Changes Include: That one Typo Fix, Detecting Wins Works Correctly, Messages appear in the right order, Game Quits At the End, And (for testing purposes) Secret Skip Level Button Added.
So yeah, basically, this LD was a failure for me. Oh, well. http://www.ludumdare.com/compo/ludum-dare-23/?action=preview&uid=11003
Hey, turns out, the first level of my game is unsolvable.
It’s true, though. I ran it through an 8 puzzle solver and found out there was no solution. I just made one typo, apparently, that broke the entire thing apart.
If I could, I would fix it, but it’s too late for that. Basically, the game can not be beaten in it’s current state. I apologize for wasting anyone’s time (although not many people have played it, anyway.) It’s ridiculous that just mixing up two numbers in an array can cause this. I could plead for a special competition exemption to fix it, but I don’t see the point. So, go check out my game, and face off with the odds (0:1) by trying to beat it! I mean, hey, Chuck Norris can! http://www.ludumdare.com/compo/ludum-dare-23/?action=preview&uid=11003
P.s. If anyone right now is thinking about giving me an “Epic Fail” award for this, you have my approval.
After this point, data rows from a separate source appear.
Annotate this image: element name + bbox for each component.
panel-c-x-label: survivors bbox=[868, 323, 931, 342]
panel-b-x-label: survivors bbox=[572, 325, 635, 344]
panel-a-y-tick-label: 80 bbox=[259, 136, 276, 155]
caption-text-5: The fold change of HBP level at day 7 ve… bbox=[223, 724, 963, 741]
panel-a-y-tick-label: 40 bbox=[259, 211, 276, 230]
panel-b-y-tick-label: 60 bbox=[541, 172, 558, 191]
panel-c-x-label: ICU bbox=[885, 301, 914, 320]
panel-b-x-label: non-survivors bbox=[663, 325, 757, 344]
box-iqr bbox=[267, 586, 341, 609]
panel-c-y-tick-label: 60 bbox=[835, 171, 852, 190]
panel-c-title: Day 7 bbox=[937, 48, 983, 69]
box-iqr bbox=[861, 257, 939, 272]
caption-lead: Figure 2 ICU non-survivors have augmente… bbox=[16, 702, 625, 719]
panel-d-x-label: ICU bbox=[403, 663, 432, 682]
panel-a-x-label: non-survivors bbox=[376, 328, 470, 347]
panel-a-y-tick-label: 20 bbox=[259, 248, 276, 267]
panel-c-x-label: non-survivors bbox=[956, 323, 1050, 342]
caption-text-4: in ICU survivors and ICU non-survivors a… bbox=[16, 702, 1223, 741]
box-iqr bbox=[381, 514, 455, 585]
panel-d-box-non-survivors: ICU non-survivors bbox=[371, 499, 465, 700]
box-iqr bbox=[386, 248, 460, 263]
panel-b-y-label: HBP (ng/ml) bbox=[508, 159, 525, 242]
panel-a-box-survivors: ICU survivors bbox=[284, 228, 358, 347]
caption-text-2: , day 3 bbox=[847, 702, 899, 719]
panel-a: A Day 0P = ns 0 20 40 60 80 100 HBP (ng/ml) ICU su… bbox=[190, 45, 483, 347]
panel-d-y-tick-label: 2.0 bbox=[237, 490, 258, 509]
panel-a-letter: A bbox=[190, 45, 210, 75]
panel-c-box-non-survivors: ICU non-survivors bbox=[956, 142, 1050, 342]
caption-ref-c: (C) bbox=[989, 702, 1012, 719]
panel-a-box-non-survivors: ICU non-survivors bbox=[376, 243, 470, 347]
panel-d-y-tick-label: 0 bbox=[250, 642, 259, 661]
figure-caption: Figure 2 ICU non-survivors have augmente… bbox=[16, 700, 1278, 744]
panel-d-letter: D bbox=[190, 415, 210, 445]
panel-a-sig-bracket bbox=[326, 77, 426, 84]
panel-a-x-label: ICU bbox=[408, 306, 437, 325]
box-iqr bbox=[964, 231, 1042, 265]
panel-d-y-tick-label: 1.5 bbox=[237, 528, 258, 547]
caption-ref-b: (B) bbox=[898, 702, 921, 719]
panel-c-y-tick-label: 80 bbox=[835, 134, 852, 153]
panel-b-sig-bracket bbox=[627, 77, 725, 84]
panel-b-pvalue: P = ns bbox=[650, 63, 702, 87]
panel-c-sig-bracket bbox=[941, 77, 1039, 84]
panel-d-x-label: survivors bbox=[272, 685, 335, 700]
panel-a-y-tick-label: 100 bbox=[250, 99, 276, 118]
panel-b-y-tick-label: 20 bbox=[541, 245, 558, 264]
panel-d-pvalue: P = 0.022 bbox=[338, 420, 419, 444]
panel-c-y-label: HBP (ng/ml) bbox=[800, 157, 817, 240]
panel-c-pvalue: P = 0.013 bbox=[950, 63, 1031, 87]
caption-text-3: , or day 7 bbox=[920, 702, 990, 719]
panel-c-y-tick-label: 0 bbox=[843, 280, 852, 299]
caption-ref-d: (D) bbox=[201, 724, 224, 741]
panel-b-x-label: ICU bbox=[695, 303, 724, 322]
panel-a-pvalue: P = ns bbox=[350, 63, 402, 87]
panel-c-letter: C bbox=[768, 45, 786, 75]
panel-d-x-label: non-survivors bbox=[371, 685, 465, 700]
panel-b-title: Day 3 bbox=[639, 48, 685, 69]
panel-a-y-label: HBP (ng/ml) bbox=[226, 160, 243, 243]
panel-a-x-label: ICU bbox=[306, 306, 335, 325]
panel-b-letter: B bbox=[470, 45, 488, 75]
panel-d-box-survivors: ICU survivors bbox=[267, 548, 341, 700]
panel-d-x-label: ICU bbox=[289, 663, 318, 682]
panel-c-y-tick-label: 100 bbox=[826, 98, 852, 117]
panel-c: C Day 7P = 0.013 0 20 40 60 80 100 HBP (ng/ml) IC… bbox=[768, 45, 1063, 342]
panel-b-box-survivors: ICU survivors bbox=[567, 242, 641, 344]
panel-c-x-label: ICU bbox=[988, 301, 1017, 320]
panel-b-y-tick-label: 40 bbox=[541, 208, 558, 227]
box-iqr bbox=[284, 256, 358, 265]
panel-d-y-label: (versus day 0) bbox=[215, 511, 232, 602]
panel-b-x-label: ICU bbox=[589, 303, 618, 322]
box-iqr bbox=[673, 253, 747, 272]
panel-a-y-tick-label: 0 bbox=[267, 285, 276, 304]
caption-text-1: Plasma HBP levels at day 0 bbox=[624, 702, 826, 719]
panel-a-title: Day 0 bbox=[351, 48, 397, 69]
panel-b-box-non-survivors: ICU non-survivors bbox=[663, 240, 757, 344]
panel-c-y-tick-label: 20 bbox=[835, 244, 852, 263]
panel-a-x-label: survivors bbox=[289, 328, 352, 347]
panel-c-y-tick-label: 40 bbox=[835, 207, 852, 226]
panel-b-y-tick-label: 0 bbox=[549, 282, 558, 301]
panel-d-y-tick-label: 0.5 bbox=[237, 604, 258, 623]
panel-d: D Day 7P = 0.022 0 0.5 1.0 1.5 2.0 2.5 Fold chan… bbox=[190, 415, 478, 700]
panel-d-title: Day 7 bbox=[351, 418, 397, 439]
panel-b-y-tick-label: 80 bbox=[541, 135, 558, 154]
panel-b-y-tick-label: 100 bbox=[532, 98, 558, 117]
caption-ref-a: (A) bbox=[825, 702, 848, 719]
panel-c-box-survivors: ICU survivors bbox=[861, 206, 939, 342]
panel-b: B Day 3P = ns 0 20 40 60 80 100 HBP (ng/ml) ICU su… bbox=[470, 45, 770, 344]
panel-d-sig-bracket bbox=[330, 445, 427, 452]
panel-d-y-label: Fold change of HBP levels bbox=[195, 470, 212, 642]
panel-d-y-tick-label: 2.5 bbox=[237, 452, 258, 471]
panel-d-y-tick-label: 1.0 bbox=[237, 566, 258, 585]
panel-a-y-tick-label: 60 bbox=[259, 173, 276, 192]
I’m kidding, no mistake, I’m actually quite proud of myself. You know, other than the fact I haven’t even beat it…
There you go. All the info’s on the page.
Okay, I am waaaaay behind schedule, but I don’t really care. I’ll finish it tomorrow for sure, I just may have to cut some things.
Aside from today’s forum post dilemma which I’ve been trying to make up for, today also made me realize doing a timelapse was not in my interest, because A: it makes me kind of nervous and B: I don’t feel like it. Also, three hours today ended up being scrapped when I changed my mind on whether or not to use a scrolling tiled map. Ah, well, the damage is done.
I’m not very good at this thing, am I? To bask in my failure (needs love.exe to run):
All right, so, my game is now called “Empty.” It’s about you, just a single physical being, who has just been conceived, along with your static 125×125 universe. You long for a purpose in the empty place, when you discover the puzzles…
Right now, I have two different ideas, and two different games that I have in my files. (One of them is a backup copy of the engine before I thought of my second idea.) They both involve a small screen, but one has a scrolling world and the other a static one. I can’t decide which I like better. I know that I’ll end up submitting something, though, because both concepts are very basic. I just have to pick one.
I know it’s probably already been conceived, but I’m definitely doing a game within a small window. Why? Because it makes my job much easier in the art category, for one, and for two, I think I can put some nice twists on it.
More to come.
I just wanted to make sure my hastily written personal library was posted so I could use it. It includes the advanced tiled loader by Kadoba.
As of now, my tools are…
ART- Pickle, Paint.net, PyxelEdit
SOUND- Musagi, SFXR, Aria Maestosa, Otomata
TILING- Tiled, Advanced Tiled Loader
I’m not very good with tiled, but we’ll see.